Como el moho en el rincón inmundo,
así la nunca pegada ni adherida nació entre el vientre de él y el de ella, a golpes,
sin el rito que bendice el amor, hurtada al jadeo, robada al llanto, irreverente
humo sacrificial sin ofrenda, sacado con el carbón ardiente
y la ausencia de El Cordero o de El Hijo.
El cuchillo la encontró sin tocar la carne.
Es brote de puñal, vástago de la boca entreabierta por la que entra
o sale el suspirar agitado, rasposo y anómalo de la noche.
Atrás de ella sólo se escucha la bala,
de mosquete, la espuela raspar la losa.
Un grito pidiendo misericordia.
Ella es la ruidosa respiración de un cuerpo que se pierde en el laberinto a voluntad
para que lo devore el mitad animal, mitad ángel y hombre que ahí reina,
llamado con las letras del incrédulo,
que besa como si comiera y hablara a un tiempo,
en besos de verbo,
el encajando-encajado,
el ladrón-hurtado, –
el esclavo-tirano,
el perro amo,
el hacha, galletita, caramelo, guillotina, horca y abrazo,
el desconcierto,
el veneno adictivo,
el rayo de luz asesina,
el todo párpado (cierras, abres),
el lumbre,
el hielo,
el dolor.
“Sombra, iluminación, doble, inconfiable.
Ciego, visible, duda, negación, vista:
Entierras mil veces el cuerpo sobre el que insistes en acostarte,
lápida móvil que repites incansable el enterramiento, sepultas con tu forma,
revestido de lo que llamas con tres sonidos forasteros emulando al amor.
Manto de suave fibra.
Ráfaga, rayo,
descanso, vuelo.

Caes mientras te habla el ciervo que has cazado, vencedor vencido,
cazador apresado,
gángster de la metralla despojando al corazón del cálido pecho.
Pum-pum (hace él ahora, a solas, canto del gallo huérfano del amanecer,
colorado músculo, manco, si n0 sería tuerto: desearía ahorcarse
con sus leales venas).
¿No Podrías dejar la garra y la pezuña, acceder a la tentación del labio
que cuatro veces repetido en un solo cuerpo, más sus dobleces,
te habla, pide, te suplica, lo reconcilies con el término Amor?
¿Terminar la ceguera?
¿Traer al gozo la dicha, la paz, la risa?
¿Restaurar la gramática?
¿Arrebatarle la lengua al insensato mico que no comprende la selva?
¿Dar a la hierba un trecho de tierra que habitar junto al pozo?
¿Provocar la llegada de la lluvia?
Una frase más del beso hablante.
Desnudo vistes la manta sin la que hoy muero de frío, al Sur, en la tierra del calor.”
Allá va la hierba de que hablaba.
Apareció cerca de las sábanas que aceptaron la caligrafía de tinta sangre, dejando que la borrara para siempre el tonto jabón y el agua,
sin suspirar una de las cien merecidas veces por la pérdida del dibujo
del amor que trazaron con tanto empeño los torsos.
Ahí apareció, la hierba.
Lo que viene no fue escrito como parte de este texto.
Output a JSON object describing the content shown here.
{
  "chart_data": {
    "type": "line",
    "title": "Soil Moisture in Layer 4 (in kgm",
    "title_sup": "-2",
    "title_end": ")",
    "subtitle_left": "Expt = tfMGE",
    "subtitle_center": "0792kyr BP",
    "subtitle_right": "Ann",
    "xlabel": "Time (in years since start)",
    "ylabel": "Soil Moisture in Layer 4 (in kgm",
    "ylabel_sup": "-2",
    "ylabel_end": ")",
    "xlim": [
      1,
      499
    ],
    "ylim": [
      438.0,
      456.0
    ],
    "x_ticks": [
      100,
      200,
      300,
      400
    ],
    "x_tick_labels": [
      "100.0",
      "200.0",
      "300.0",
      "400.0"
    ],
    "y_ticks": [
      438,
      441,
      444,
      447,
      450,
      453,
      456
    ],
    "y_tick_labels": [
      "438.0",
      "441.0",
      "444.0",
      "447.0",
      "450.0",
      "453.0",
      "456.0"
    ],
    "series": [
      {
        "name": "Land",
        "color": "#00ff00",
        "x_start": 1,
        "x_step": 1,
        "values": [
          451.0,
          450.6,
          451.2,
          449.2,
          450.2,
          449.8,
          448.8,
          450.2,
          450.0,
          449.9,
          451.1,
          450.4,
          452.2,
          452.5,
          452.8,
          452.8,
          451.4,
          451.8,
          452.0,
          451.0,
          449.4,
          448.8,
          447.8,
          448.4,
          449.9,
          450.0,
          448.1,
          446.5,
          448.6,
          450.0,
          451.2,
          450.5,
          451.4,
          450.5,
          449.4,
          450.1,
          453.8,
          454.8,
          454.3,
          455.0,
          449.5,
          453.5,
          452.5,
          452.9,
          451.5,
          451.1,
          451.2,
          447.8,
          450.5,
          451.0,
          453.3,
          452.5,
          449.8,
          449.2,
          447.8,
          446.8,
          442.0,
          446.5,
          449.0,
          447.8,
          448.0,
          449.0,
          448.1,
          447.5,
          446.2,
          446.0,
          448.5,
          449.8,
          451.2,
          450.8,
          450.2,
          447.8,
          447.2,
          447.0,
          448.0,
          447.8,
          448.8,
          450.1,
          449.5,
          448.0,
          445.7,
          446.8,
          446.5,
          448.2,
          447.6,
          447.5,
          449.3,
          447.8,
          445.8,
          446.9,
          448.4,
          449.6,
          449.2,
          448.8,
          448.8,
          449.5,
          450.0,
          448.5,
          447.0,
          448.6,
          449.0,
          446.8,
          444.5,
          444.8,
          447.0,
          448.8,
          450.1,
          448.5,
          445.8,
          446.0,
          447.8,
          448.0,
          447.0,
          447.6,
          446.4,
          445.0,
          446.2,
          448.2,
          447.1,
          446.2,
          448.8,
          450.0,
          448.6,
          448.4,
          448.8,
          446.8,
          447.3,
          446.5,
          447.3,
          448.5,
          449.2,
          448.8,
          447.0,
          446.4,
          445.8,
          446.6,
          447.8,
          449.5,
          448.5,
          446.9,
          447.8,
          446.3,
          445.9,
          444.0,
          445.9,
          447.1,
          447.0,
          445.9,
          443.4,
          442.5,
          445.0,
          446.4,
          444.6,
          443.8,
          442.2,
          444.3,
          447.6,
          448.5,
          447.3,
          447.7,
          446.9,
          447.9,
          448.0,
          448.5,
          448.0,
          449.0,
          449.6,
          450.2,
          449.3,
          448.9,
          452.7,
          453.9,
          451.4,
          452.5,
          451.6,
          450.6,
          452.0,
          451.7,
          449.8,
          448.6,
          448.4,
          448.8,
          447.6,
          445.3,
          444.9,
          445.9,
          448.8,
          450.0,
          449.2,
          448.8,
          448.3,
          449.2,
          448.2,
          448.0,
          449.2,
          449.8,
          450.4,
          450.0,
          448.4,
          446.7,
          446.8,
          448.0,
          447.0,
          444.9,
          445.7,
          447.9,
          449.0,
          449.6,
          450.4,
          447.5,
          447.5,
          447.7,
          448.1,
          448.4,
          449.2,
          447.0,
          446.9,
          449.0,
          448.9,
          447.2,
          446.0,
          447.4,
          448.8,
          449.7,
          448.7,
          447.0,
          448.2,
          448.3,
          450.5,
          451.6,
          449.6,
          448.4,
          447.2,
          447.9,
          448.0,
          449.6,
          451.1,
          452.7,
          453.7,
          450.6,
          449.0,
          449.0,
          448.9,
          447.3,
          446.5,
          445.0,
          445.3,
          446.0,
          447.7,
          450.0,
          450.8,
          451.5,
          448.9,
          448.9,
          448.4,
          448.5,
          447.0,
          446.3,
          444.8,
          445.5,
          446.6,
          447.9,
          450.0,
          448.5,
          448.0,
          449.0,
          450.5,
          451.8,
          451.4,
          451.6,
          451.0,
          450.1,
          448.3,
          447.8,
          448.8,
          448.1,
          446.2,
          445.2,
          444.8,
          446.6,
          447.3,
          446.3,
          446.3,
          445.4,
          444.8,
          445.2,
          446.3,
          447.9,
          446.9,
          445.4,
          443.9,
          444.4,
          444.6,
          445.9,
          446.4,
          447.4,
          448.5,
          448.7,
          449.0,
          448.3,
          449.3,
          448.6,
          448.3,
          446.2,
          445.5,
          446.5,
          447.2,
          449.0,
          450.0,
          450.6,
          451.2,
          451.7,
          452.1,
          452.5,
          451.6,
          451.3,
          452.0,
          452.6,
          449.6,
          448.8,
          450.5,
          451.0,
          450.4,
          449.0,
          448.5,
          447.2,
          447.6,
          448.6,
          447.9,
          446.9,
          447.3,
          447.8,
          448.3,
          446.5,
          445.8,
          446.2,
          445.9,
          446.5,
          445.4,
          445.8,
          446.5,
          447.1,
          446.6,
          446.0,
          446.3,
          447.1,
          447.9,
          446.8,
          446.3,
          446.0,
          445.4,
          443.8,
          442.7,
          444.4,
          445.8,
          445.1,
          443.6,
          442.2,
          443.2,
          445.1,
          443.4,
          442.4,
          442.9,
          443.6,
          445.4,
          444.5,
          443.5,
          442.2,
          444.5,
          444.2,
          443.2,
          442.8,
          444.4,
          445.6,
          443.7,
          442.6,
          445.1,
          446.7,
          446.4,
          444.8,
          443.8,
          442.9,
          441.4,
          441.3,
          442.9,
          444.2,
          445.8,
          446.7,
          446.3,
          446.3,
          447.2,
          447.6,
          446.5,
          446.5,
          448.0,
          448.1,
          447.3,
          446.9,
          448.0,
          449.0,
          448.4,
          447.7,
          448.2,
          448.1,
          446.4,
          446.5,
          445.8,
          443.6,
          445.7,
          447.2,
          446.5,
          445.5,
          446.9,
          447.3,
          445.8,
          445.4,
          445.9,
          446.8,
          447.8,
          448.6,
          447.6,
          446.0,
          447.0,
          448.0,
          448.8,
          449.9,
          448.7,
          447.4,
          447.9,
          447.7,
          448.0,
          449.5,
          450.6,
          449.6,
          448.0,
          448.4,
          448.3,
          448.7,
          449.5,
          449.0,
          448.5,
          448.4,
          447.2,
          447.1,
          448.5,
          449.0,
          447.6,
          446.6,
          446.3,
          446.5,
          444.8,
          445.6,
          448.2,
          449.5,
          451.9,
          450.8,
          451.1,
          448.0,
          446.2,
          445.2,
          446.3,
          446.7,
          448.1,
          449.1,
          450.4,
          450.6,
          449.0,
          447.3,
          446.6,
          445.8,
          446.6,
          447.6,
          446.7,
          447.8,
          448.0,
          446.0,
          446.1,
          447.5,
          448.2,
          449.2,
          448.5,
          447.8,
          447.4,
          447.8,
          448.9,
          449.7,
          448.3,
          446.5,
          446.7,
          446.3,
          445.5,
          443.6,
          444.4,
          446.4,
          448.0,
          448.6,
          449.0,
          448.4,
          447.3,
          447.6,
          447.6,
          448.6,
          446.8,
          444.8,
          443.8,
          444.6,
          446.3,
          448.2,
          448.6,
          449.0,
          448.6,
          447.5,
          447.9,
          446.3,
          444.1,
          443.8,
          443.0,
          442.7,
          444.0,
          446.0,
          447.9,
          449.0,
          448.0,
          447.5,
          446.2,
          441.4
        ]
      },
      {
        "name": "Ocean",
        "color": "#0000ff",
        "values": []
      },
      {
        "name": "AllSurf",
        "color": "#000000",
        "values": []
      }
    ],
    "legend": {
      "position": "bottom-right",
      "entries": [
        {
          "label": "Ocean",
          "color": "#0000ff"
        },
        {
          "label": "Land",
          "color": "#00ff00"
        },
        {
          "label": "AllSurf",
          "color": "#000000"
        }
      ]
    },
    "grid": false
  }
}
El viento la adoptó viéndola sin dónde sostenerse, y yo la nombro,
leal a su paso.
Salió entre tu piel y la mía,
entre mi vagina y el esqueleto de acero del edificio donde habita el amor.
Nació robándome el alma. La encarna en clorofila y fibras,
alma sin cuerpo volando en la frágil ráfaga.

Biografía:

Carmen Boullosa. Estudió Lengua y Literatura Hispánicas en la Universidad Iberoamericana y en la Universidad Autónoma de México. Trabajó en el Colegio de México como redactora del Diccionario del Español de México y fundó una imprenta privada llamada Taller Editorial Tres Sirenas. Fue propietaria y dirigió el Teatro-Bar El Cuervo, lugar de reunión de la intelectualidad. Ha sido profesora invitada o visitante en varias universidades americanas y en La Sorbona, y vive en Nueva York. Ha recibido numerosos premios, destacando en España, el Café Gijón en el año 2008.

Es autora de cuentos infantiles, novelas, poemas y obras de teatro.